劇烈的大風撲到窗戶上,震得玻璃顫,陳川剪短了碎發,穿了件黑棉外套,運動褲,在亂糟糟的色彩中顯得鋒利、分明,與旁人不同的核善,冷沈著臉更是將這獨一份的氣質發揮的更加淋漓盡致。

他停下戳課本的筆,“你當我天氣預報啊喬同學。”

喬落不吭聲,等他下一句。

不發賤他著急。

李抒意憋笑,她慢慢才知道陳川是個什麽人,但只對喬落和他一個外班的發小。本班的也就她和鄭照跟他微熟一點點。

陳川微瞇眸,“快了,再有一星期吧。”

喬落轉頭看李抒意,“再有一星期。”

這神奇的場面不是頭一次出現,每次都很好笑,李抒意頓了頓,沒憋住笑,胡亂嗯嗯幾聲,“怎麽會有你這麽一板一眼的女孩啊哈哈!”

喬落沒說話了。

李抒意搬著手指頭算了算日子,“那可能會碰上跨年了耶,如果是那天下雪的話,真的好浪漫。”

“浪漫?”喬落敘述一遍這兩個字。

“嗯哼,”李抒意說,“和喜歡的人看初雪不浪漫嗎?韓劇你肯定沒看過,浪漫滿屋就更不用提了,總之初雪是一件超級浪漫的事。”

鄭照拔下耳機轉過頭說:“那你跟我一塊看初雪跨年?”

李抒意:“看個屁,誰要跟你看。”

“那你跟誰看,隔壁班那個什麽玩意的班草?”

“跟你有什麽關系。
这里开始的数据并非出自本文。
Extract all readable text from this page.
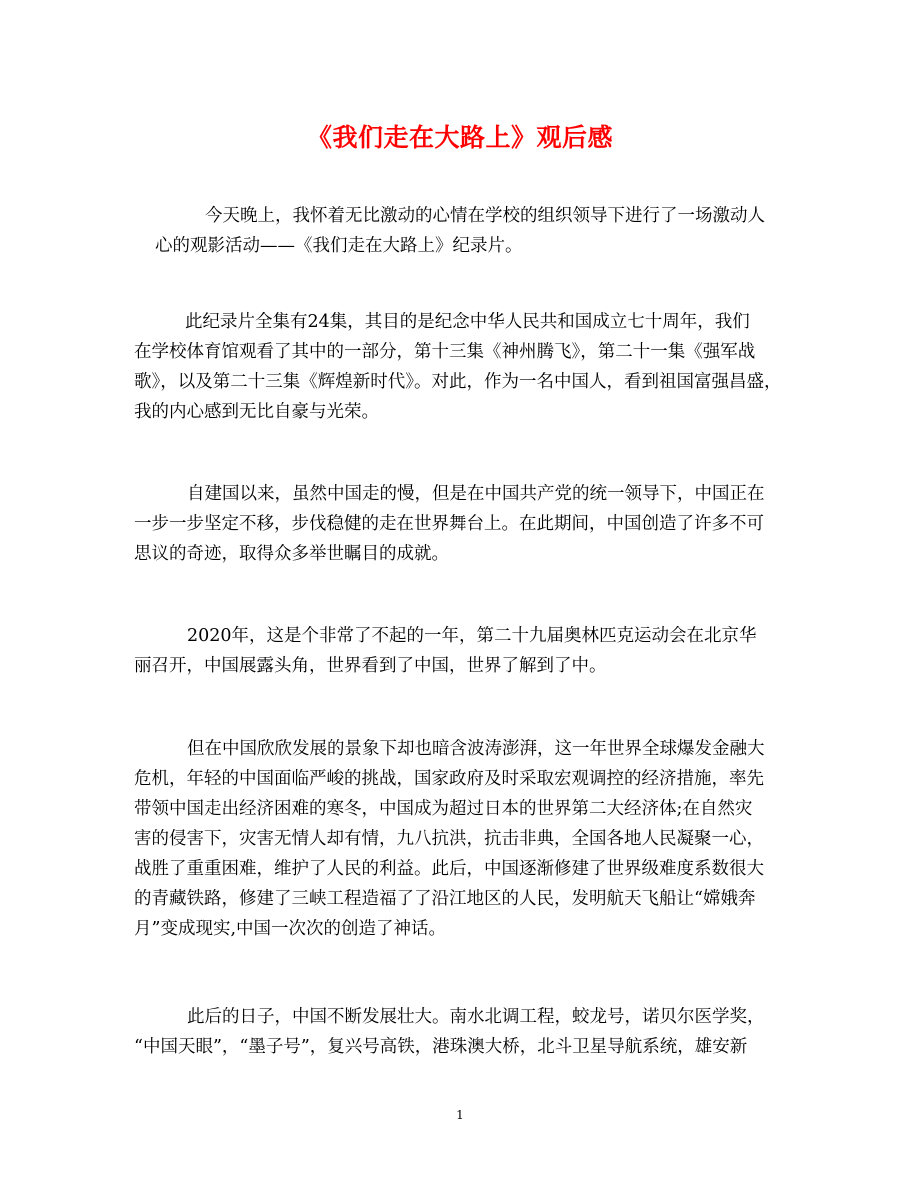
《我们走在大路上》观后感
今天晚上，我怀着无比激动的心情在学校的组织领导下进行了一场激动人
心的观影活动——《我们走在大路上》纪录片。
此纪录片全集有24集，其目的是纪念中华人民共和国成立七十周年，我们
在学校体育馆观看了其中的一部分，第十三集《神州腾飞》，第二十一集《强军战
歌》，以及第二十三集《辉煌新时代》。对此，作为一名中国人，看到祖国富强昌盛，
我的内心感到无比自豪与光荣。
自建国以来，虽然中国走的慢，但是在中国共产党的统一领导下，中国正在
一步一步坚定不移，步伐稳健的走在世界舞台上。在此期间，中国创造了许多不可
思议的奇迹，取得众多举世瞩目的成就。
2020年，这是个非常了不起的一年，第二十九届奥林匹克运动会在北京华
丽召开，中国展露头角，世界看到了中国，世界了解到了中。
但在中国欣欣发展的景象下却也暗含波涛澎湃，这一年世界全球爆发金融大
危机，年轻的中国面临严峻的挑战，国家政府及时采取宏观调控的经济措施，率先
带领中国走出经济困难的寒冬，中国成为超过日本的世界第二大经济体;在自然灾
害的侵害下，灾害无情人却有情，九八抗洪，抗击非典，全国各地人民凝聚一心，
战胜了重重困难，维护了人民的利益。此后，中国逐渐修建了世界级难度系数很大
的青藏铁路，修建了三峡工程造福了了沿江地区的人民，发明航天飞船让“嫦娥奔
月”变成现实,中国一次次的创造了神话。
此后的日子，中国不断发展壮大。南水北调工程，蛟龙号，诺贝尔医学奖，
“中国天眼”，“墨子号”，复兴号高铁，港珠澳大桥，北斗卫星导航系统，雄安新
1
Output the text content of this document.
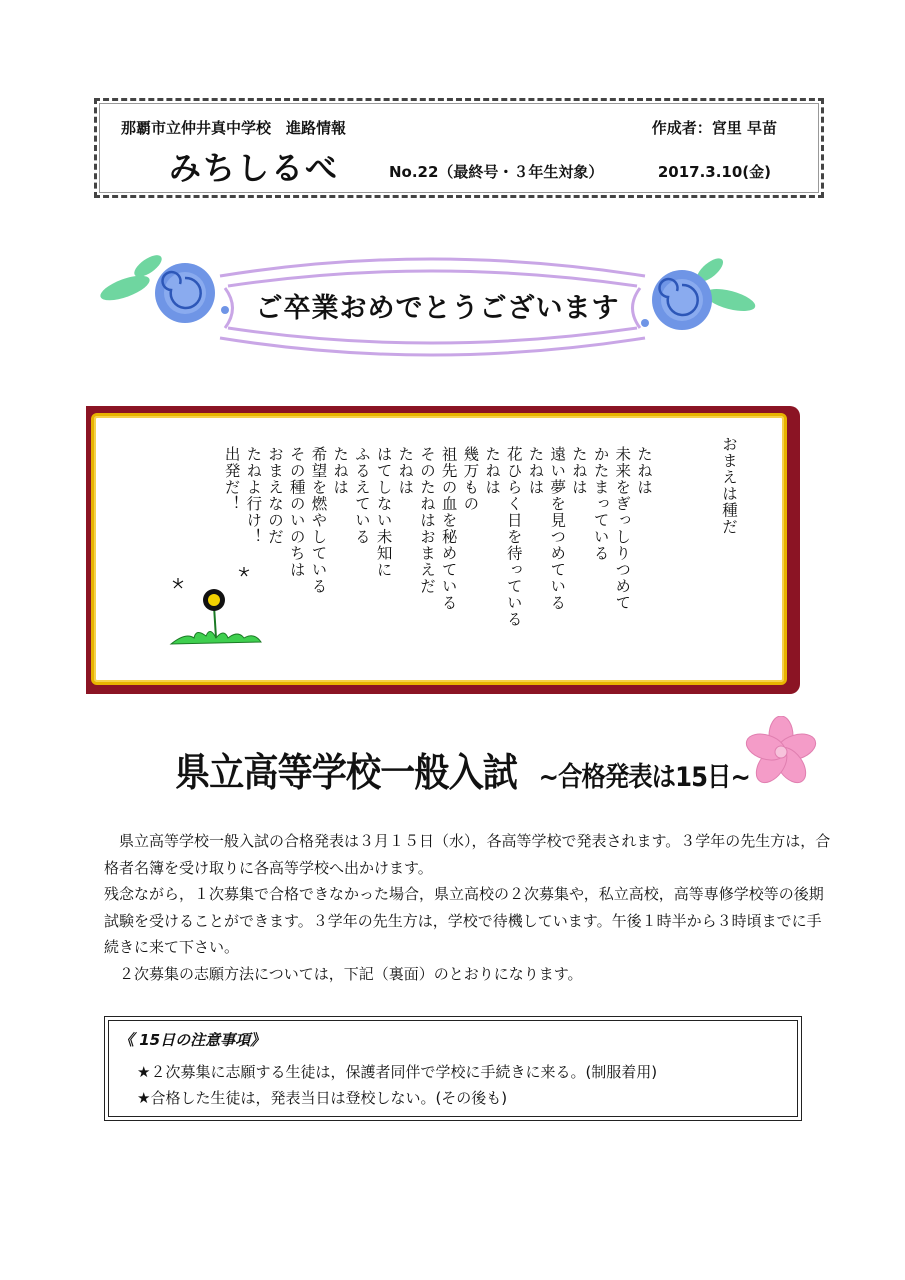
那覇市立仲井真中学校　進路情報	作成者：宮里 早苗
みちしるべ	No.22（最終号・３年生対象）	2017.3.10(金)
ご卒業おめでとうございます
おまえは種だ
たねは
未来をぎっしりつめて
かたまっている
たねは
遠い夢を見つめている
たねは
花ひらく日を待っている
たねは
幾万もの
祖先の血を秘めている
そのたねはおまえだ
たねは
はてしない未知に
ふるえている
たねは
希望を燃やしている
その種のいのちは
おまえなのだ
たねよ行け！
出発だ！
県立高等学校一般入試 ~合格発表は15日~

　県立高等学校一般入試の合格発表は３月１５日（水），各高等学校で発表されます。３学年の先生方は，合格者名簿を受け取りに各高等学校へ出かけます。

残念ながら，１次募集で合格できなかった場合，県立高校の２次募集や，私立高校，高等専修学校等の後期試験を受けることができます。３学年の先生方は，学校で待機しています。午後１時半から３時頃までに手続きに来て下さい。

　２次募集の志願方法については，下記（裏面）のとおりになります。

《 15日の注意事項》
★２次募集に志願する生徒は，保護者同伴で学校に手続きに来る。(制服着用)
★合格した生徒は，発表当日は登校しない。(その後も)
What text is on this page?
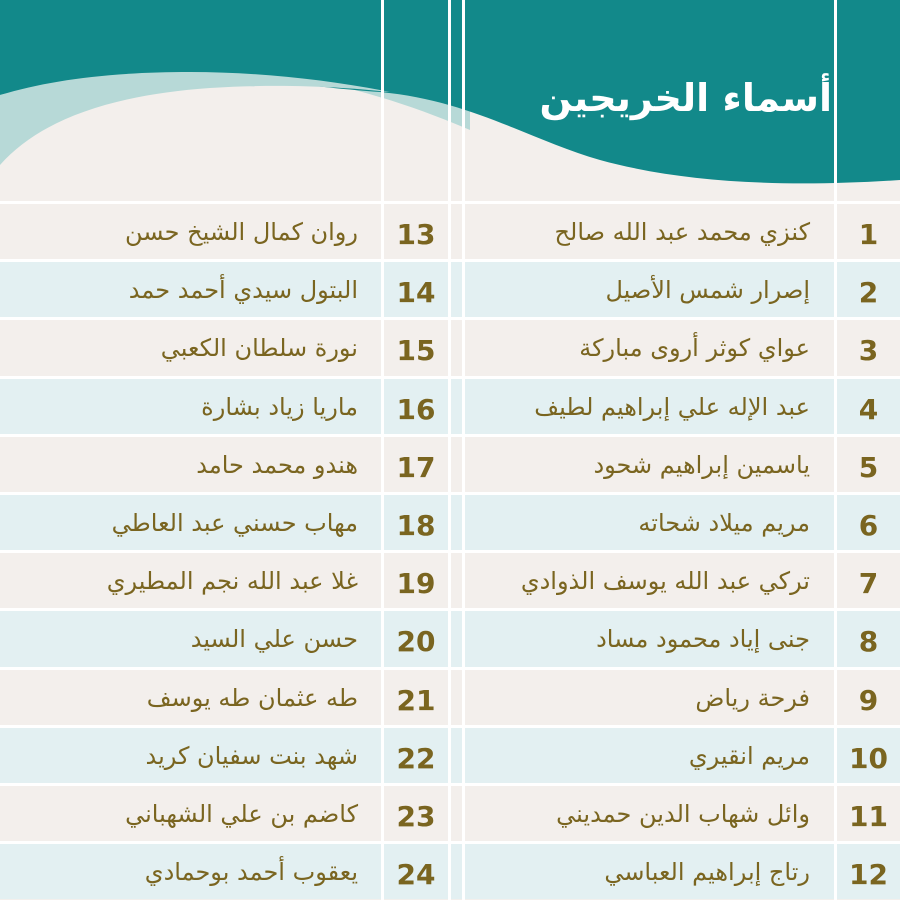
أسماء الخريجين
كنزي محمد عبد الله صالح	1
إصرار شمس الأصيل	2
عواي كوثر أروى مباركة	3
عبد الإله علي إبراهيم لطيف	4
ياسمين إبراهيم شحود	5
مريم ميلاد شحاته	6
تركي عبد الله يوسف الذوادي	7
جنى إياد محمود مساد	8
فرحة رياض	9
مريم انقيري	10
وائل شهاب الدين حمديني	11
رتاج إبراهيم العباسي	12
روان كمال الشيخ حسن	13
البتول سيدي أحمد حمد	14
نورة سلطان الكعبي	15
ماريا زياد بشارة	16
هندو محمد حامد	17
مهاب حسني عبد العاطي	18
غلا عبد الله نجم المطيري	19
حسن علي السيد	20
طه عثمان طه يوسف	21
شهد بنت سفيان كريد	22
كاضم بن علي الشهباني	23
يعقوب أحمد بوحمادي	24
”

李抒意臉色一變,直接轉回去。

鄭照跟過去,嘴叭叭個沒完。

喬落看見他會想起趙明讓。

一個多月了,趙明讓去南方,不知道會不會習慣那邊的潮濕和濕冷。

北方是純粹的幹冷,雨天才會有濕冷。

陳川拿筆頭戳她,喬落朝他看去。

他眼裏沒什麽情緒,“趙明讓好幾天沒消息了,明天周五,晚上去網吧跟他打視頻,你去麽?”

喬落抿唇,“你們去吧。”

“我發現你,”他湊上去,扯了扯唇,“明明把他們都當朋友,會擔心,會掛念,為什麽要裝不在乎啊?酷啊?”

風繼續吹,喬落沈默。

陳川笑了笑:“一塊去啊。”

過幾秒。

他又過來,“你想跟誰看初雪嗎?”

然後輕“啊?”一聲。

那意思像是“我就隨便問問,好奇而已”。

喬落聲線總是溫涼,“沒興趣。”

她是真沒興趣,所以說得挺誠懇。

陳川看了她一會笑了,臉色變回冷淡的狀態,他手指來回摁著圓珠筆的筆頭。

哢噠哢噠哢噠,哢哢哢哢噠噠噠噠,哢噠。

喬落不得不又扭頭,“你筆不要了給我。”

教室內白織燈尤為明亮,甚至刺目,陳川是右手托著下巴背對別人的姿勢,一抹斜來的光掉下來打在他硬氣的眉骨,他不摁了,然後說了句:“喬落,你這竅得八十歲開去了吧。”

“什麽?”喬落不明所以。

陳川沒解釋,勾著唇笑了笑,隨後輕輕地嘆了口氣。

什麽鬼,喬落蹙眉:“你神經病吧。”

陳川歪頭笑:“可能是吧。”

莫名其妙的心情跟燒不盡的野草一樣瘋狂生長,他緩緩垂眸,在喬落不理解的眼神中往桌子上一趴。

“睡會,上課了叫我。”

喬落“嗯”一聲,沒管他不正常的語言,反正就沒怎麽正常過。

沒寫幾筆又遇到一道不會的題,她摁著鍵盤發給何必言。

對面高二樓的何必言居然秒回答案和解題過程及方程思路。

正好她看完,正好上課。

李明蘭從後門進來,喬落來不及明面上喊陳川,只好用手偷戳他腰幾下。

下秒,手指被人攥緊在掌心。

她微怔,不著痕跡地偏些頭。

陳川已經坐直了,表情如常,跟沒睡覺一樣,垂眼看她一下,暗色的眸中閃爍著微妙的光亮,慢慢地松開了她的手。

這一眼,喬落沒看明白。

她收會視線,凝望著卷子上的題,忽地忘了一分鐘前問過的那道題怎麽寫。

這是個極其罕見的情況。

最近學太久腦子累了?

喬落拿起那張卷子放起來,輕攤開昨天的小考卷。

旁邊的陳川悄無聲息地收斂起餘光。

-

周五那晚上準備和趙明讓視頻的網吧在道口的金達利內,喬落從小到大第一次來這種地方。

她以前是個板板正正的好學生,現在仍然是。

天冷,空氣往肺裏吸都是涼透的那種,微弱的暖色調路燈打在四個人身上變成朦朦朧朧的金色。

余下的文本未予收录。